BSD Performance has a great deal of experience
working with Dynojet’s Power Commander system
And many others, such as Yoshimura’s EMS and Nemesis. All offer options, but we’ve found in the last few years that many customers with stock (or lightly modified) road bikes have asked us to solve issues for them. Most can be traced to Euro 3 legislation, as all modern motorcycles are fitted with emission and noise controls that effectively handicap output and hinder power delivery, in some way or other.
By far and way the most elegant way of solving these problems is to work directly on the engine’s stock Electronic Control Unit (ECU). The system we now have allows us to ‘talk’ directly to the ECU and make changes – including switching off the Lambda sensor (which manages the fuelling to safeguard the exhaust catalyzer and reduce emissions). Lambdas also contribute to on/off throttle snatchiness at low rpm thanks to the lean running condition they create.

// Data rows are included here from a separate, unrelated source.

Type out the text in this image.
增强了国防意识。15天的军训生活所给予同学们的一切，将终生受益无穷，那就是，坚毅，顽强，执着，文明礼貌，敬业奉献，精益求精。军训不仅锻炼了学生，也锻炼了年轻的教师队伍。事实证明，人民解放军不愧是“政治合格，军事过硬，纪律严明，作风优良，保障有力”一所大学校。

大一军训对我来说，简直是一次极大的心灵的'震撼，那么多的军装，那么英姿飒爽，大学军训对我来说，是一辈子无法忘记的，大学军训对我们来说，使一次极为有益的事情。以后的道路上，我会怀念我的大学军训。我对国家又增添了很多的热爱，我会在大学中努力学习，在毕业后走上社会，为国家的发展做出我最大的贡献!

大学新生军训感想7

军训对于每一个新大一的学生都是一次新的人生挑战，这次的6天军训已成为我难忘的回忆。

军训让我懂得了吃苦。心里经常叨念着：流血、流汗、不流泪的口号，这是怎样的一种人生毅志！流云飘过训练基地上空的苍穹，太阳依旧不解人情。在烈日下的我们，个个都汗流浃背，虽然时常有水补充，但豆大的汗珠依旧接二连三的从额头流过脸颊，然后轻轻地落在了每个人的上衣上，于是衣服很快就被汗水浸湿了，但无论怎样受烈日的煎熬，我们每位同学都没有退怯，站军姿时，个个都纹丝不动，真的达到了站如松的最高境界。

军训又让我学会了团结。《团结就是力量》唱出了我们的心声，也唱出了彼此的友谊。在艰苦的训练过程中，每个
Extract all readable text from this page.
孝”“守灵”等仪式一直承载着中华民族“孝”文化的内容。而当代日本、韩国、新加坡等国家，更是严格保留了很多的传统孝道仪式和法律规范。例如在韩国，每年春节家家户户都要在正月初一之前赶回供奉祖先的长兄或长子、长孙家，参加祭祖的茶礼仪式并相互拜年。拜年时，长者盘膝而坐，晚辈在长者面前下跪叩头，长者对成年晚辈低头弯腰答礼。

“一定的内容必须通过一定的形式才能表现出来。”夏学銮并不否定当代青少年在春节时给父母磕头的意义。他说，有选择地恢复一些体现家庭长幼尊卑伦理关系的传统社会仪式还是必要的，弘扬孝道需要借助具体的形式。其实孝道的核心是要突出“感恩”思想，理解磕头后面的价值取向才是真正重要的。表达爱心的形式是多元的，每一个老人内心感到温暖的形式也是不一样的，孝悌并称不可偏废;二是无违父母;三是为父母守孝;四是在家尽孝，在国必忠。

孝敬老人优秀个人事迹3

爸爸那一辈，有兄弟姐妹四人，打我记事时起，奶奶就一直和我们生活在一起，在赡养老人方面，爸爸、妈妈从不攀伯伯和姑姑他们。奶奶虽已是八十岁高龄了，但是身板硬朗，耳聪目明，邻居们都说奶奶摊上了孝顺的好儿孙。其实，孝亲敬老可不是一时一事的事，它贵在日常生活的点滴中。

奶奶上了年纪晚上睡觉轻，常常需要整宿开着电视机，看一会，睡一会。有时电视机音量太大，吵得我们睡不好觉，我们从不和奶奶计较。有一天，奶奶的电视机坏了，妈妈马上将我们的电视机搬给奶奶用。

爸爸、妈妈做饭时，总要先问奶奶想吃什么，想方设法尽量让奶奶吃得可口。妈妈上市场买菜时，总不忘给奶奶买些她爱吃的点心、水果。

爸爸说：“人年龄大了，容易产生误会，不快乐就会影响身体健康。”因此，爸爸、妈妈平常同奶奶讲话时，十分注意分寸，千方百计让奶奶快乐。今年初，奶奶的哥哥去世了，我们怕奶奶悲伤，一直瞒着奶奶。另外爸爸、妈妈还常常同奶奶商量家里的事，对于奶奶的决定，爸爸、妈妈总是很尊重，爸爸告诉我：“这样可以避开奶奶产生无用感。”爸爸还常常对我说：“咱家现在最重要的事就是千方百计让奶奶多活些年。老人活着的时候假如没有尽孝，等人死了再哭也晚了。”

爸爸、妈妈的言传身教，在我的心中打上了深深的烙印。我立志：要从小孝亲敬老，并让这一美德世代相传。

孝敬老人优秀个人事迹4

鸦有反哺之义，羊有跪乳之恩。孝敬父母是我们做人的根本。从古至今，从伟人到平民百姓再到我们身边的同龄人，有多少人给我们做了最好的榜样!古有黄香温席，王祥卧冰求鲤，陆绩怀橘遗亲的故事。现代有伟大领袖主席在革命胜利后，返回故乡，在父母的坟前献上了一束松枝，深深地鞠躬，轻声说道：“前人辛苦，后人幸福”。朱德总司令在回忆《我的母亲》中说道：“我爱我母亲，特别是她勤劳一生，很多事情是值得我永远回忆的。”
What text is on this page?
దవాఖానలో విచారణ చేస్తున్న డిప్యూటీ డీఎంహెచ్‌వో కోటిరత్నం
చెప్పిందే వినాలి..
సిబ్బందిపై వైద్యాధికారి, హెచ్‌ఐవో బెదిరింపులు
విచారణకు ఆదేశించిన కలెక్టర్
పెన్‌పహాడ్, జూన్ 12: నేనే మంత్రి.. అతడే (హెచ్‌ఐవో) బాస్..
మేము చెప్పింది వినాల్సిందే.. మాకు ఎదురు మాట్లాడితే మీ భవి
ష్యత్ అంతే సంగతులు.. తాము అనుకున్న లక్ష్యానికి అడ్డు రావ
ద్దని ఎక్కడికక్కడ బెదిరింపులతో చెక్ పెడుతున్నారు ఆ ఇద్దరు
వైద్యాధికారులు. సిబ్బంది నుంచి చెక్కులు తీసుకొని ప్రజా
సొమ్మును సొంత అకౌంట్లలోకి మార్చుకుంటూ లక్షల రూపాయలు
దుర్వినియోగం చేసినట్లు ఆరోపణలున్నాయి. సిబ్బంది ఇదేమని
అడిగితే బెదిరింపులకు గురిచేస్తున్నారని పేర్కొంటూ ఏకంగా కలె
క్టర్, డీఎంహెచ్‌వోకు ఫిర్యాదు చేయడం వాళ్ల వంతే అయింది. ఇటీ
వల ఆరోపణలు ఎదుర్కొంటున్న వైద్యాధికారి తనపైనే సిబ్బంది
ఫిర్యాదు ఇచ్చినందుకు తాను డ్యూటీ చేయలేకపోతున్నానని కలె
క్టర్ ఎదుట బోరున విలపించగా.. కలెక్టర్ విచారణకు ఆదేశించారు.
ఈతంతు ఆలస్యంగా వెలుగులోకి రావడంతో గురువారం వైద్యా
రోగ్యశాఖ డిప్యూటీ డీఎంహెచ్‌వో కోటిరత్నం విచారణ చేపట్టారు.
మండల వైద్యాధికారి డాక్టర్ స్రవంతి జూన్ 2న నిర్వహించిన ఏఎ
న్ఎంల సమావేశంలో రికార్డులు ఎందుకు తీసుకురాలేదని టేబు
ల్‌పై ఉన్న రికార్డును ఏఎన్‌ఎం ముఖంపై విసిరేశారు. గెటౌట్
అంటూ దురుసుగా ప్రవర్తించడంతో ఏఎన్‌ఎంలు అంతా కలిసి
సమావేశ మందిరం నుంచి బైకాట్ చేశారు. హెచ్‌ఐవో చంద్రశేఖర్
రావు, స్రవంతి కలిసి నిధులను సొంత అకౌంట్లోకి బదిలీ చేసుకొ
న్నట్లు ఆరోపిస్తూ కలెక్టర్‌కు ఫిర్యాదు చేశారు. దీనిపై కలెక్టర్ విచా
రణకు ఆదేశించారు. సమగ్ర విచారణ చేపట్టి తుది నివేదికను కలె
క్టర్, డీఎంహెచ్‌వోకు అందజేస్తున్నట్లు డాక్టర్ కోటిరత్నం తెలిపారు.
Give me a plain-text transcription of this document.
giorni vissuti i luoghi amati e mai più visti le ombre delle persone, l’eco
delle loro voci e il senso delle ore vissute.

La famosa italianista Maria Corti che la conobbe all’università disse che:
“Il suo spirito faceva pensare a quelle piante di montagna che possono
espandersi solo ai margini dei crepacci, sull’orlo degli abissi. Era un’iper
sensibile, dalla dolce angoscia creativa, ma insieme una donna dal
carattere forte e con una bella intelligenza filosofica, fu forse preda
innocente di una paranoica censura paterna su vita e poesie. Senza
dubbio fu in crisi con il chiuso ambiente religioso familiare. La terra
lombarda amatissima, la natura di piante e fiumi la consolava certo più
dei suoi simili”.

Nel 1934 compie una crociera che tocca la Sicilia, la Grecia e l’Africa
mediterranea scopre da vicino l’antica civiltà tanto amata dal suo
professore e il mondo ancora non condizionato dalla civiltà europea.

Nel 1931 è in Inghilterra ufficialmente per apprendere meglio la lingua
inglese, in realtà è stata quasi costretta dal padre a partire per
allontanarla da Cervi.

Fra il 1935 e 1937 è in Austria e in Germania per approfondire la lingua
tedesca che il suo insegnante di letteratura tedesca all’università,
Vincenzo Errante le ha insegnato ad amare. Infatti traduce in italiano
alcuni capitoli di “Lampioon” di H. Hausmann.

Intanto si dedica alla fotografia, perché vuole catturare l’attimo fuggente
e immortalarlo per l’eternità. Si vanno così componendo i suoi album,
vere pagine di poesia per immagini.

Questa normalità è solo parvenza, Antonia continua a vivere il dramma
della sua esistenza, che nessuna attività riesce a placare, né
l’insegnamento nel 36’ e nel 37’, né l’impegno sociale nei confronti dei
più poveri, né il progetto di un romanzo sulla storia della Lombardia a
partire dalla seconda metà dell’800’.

Many bikes have ‘noise flaps’ fitted in the exhaust, which only open at higher rpm. These too cause hiccups in power delivery and we can turn them off too, as well as dealing with any restrictions the manufacturer has built in through the lower gears (the Ducati Streetfighter, for example is restricted to 60% of its full power in first, second and third).
Essentially, our ECU Reprogramming service delivers a bike engine as the manufacturer designed it originally; after a Dyno run to establish baseline performance we suck the stock map out, switch off anything we feel that’s causing a problem and then re-map taking account of any changes made (air filter/exhaust etc). We can also check and turn off fault lights. The new performance map is then uploaded back into the ECU and the bike checked on the Dyno.
BSD Performance offers a cost-effective, wire and bolt-on free ECU upgrade for anybody that’s unhappy with their stock bike or who has fitted cans and not made any of the necessary adjustments. We can also make engines much more economical if needs be – perfect for the long distance or adventure sports rider.
Our ECU reprogramming service caters for BMW, Ducati, Triumph, KTM, Moto Morini and Moto Guzzi. We can also work on late-model Aprilias and will be adding new models – including the BMW S1000RR and key bikes from Kawasaki and other manufacturers – in time. The stock, original map is kept securely on file and can be supplied to the customer via email, along with a jpeg dyno graph that reflects the engine’s performance stock, and after the ECU reprogram.